Psu and Strata variable

#1

I am doing analysis after merging data from multiple waves of 25 countries. My regression specification includes variables that have been calculated at the psu level (employment, etc). My dependent variable is negative of HAZ. My unit of analysis are children below age of 5.

I have some questions regarding the sampling and weighting.

  1. Can i directly use the idhspsu variable to create the requite variables for the surveys where cluster and PSU are not the same?

  2. Do i need to use idhsstrata variable while using svyset command. If yes, how do i deal with missing strata information.

  3. Can i directly use the weight perweight for this analysis?

  4. In one post on this forum i read that in multi country analysis data must be clustered at country level. Do i need to do that for this analysis. If yes, how do i cluster data at two different levels i.e., country level and then individual psu level?

#2

Thanks to Dr. Elizabeth Heger Boyle for these answers.

  1. Can i directly use the idhspsu variable to create the requite variables for the surveys where cluster and PSU are not the same?

Yes.

  1. Do i need to use idhsstrata variable while using svyset command?

Yes. svyset would still perform the weighted estimate if you do not specify the strata, but the standard errors will be wrong.
To weight IPUMS-DHS data in Stata, the command is:

svyset [pw=perweight], psu(idhspsu) strata(idhsstrata)

This establishes the weights in Stata; they are then applied to relevant commands by putting “svy:” at the beginning, such as:

svy: regress y x
svy: mean(y), over(x)

  1. If yes, how do i deal with missing strata information?

The DHS User Forum has information on how to construct strata variables when they are missing. Fundamentally, it depends on the sampling design (which you can find in the appendices to the final reports). If the sample was stratified across urban/rural areas (typical), you can replace the strata variable (idhsstrata) with the urban/rural variable (urban).
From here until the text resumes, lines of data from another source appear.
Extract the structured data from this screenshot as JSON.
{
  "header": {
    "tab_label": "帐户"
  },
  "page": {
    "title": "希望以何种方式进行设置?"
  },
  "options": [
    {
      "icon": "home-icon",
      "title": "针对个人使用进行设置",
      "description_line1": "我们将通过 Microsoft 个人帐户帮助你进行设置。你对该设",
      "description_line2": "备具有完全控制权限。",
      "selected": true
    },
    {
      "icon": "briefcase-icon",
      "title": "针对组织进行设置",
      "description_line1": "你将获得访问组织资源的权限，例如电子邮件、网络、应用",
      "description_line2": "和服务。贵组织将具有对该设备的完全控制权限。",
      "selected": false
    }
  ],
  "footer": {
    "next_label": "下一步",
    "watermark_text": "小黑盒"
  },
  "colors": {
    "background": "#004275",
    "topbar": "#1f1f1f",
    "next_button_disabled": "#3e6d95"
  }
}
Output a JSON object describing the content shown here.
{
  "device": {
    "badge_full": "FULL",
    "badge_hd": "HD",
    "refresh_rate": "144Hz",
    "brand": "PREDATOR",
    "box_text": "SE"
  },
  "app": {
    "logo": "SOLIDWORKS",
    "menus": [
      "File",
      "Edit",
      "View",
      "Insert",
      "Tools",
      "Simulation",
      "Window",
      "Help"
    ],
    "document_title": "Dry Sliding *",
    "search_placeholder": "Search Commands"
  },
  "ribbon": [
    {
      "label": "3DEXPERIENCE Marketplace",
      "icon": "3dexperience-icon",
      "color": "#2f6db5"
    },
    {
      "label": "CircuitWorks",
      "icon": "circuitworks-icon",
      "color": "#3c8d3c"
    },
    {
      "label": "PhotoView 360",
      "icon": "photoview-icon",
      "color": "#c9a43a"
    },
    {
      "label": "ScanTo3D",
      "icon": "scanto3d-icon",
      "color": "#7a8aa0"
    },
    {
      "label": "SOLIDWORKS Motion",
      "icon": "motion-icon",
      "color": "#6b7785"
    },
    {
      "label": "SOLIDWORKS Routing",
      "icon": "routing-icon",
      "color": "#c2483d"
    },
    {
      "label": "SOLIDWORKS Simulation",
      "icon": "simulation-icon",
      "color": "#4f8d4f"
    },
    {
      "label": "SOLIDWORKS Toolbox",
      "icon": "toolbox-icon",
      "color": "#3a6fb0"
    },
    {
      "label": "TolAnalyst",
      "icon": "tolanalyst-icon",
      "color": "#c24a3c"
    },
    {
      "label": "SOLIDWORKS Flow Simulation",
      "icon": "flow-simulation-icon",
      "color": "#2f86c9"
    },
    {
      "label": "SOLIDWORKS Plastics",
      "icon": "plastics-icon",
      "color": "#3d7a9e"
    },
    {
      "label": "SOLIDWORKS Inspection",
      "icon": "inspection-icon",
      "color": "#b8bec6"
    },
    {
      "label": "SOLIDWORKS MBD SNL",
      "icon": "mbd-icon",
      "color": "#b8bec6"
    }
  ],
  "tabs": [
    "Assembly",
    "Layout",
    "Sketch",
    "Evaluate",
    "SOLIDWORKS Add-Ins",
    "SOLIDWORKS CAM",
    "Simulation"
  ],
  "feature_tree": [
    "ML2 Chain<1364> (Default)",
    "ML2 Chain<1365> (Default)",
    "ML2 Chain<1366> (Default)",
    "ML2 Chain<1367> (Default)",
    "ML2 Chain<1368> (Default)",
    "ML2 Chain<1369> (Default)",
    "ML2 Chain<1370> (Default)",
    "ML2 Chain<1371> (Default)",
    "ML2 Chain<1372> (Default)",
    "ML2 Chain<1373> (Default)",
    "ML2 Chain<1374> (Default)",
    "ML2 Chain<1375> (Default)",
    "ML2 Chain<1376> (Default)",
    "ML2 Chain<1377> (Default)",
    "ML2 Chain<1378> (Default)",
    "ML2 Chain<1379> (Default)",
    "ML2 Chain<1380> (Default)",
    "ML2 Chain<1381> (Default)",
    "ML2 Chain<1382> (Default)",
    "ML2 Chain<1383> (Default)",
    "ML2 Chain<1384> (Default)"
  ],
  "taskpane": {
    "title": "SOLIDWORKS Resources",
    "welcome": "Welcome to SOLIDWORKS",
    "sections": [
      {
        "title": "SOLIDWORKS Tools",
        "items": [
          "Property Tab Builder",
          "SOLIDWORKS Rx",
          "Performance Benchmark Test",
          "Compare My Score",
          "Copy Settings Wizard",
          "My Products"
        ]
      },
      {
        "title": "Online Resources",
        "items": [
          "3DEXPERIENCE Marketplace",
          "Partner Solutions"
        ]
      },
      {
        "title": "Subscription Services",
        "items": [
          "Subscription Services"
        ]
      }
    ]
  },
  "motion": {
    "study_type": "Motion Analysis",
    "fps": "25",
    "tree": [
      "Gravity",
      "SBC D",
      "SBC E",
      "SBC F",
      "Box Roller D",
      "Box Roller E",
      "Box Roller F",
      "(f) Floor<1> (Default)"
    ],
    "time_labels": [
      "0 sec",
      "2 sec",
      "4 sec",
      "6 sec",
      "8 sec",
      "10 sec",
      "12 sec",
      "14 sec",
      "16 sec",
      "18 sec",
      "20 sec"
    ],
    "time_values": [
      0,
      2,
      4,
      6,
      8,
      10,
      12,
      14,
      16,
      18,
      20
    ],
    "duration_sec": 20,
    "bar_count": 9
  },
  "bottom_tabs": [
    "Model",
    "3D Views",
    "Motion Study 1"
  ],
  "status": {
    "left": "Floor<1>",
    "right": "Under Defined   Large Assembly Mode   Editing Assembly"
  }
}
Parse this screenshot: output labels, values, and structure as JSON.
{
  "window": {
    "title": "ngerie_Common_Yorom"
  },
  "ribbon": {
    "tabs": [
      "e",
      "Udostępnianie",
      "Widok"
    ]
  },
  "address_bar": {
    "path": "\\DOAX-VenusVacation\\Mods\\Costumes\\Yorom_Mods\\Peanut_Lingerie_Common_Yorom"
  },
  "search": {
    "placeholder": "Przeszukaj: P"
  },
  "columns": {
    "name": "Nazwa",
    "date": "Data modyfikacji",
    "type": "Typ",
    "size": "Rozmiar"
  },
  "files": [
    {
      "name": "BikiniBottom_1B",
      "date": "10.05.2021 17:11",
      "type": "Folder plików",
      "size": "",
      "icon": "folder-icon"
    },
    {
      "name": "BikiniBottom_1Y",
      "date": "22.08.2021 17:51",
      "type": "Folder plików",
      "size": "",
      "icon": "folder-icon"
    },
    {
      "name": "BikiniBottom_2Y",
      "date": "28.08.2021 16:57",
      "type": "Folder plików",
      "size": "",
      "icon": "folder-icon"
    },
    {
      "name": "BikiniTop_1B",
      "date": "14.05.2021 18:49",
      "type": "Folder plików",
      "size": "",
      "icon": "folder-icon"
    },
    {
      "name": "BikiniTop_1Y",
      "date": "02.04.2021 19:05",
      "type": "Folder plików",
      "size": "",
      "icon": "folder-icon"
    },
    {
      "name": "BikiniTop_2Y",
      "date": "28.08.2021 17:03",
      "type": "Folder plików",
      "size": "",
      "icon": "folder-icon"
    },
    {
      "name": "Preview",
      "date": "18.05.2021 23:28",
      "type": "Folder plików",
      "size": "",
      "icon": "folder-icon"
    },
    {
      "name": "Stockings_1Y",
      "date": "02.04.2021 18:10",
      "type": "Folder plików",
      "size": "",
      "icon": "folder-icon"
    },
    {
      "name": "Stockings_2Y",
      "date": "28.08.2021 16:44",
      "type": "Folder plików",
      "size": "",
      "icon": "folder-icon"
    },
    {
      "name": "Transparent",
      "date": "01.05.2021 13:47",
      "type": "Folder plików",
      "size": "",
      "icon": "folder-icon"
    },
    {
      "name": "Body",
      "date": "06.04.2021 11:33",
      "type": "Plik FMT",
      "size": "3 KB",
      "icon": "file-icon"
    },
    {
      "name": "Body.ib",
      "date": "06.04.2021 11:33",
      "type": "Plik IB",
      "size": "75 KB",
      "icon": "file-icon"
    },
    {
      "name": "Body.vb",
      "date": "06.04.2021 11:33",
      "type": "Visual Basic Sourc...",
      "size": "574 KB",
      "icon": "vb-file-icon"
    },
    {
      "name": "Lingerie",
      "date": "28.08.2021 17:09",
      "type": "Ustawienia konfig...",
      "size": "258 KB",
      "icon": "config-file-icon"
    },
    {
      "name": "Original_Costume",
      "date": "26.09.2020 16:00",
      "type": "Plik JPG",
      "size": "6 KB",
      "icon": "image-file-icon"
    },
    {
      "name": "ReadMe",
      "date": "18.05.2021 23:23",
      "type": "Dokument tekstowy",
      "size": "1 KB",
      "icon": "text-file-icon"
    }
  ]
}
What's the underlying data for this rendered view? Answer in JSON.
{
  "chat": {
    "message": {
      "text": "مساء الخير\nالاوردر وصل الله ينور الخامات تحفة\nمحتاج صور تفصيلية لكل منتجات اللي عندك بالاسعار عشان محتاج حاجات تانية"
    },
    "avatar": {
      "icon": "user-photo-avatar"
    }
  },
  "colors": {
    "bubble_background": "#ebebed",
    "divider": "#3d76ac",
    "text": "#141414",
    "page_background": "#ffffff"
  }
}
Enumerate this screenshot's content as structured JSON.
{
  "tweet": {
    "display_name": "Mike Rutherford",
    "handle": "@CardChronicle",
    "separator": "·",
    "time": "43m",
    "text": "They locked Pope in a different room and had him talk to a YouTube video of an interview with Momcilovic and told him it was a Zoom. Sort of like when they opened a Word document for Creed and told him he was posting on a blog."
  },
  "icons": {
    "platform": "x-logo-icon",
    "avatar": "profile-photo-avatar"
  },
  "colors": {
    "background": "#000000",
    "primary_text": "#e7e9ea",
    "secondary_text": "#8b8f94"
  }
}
  1. Can i directly use the weight perweight for this analysis?
    Yes.

  2. In one post on this forum i read that in multi country analysis data must be clustered at country level. Do i need to do that for this analysis? If yes, how do I cluster data at two different levels (i.e., country level and then individual psu level)?

Whether it’s necessary to cluster at the country level, the cluster level, or both depends on how much of the variation in your dependent variable is explained by these spatial variations. You can calculate this by running a null model, e.g.:

logit depvar [pweight = perweight] || idhspsu:
estat icc

If the rho is large (greater than 0.15 or so), then a mixed or multilevel model is appropriate. I’ve seen people cluster at the country, region, and psu level. These days, the psu level seems to be more common.

If the analysis combines only a few countries, then a dummy variable for each country except one is probably the best approach, and there would be no need to cluster at the country level. To cluster a multiple levels, here are the commands:

regress depvar [pweight = perweight] || idhspsu: || country: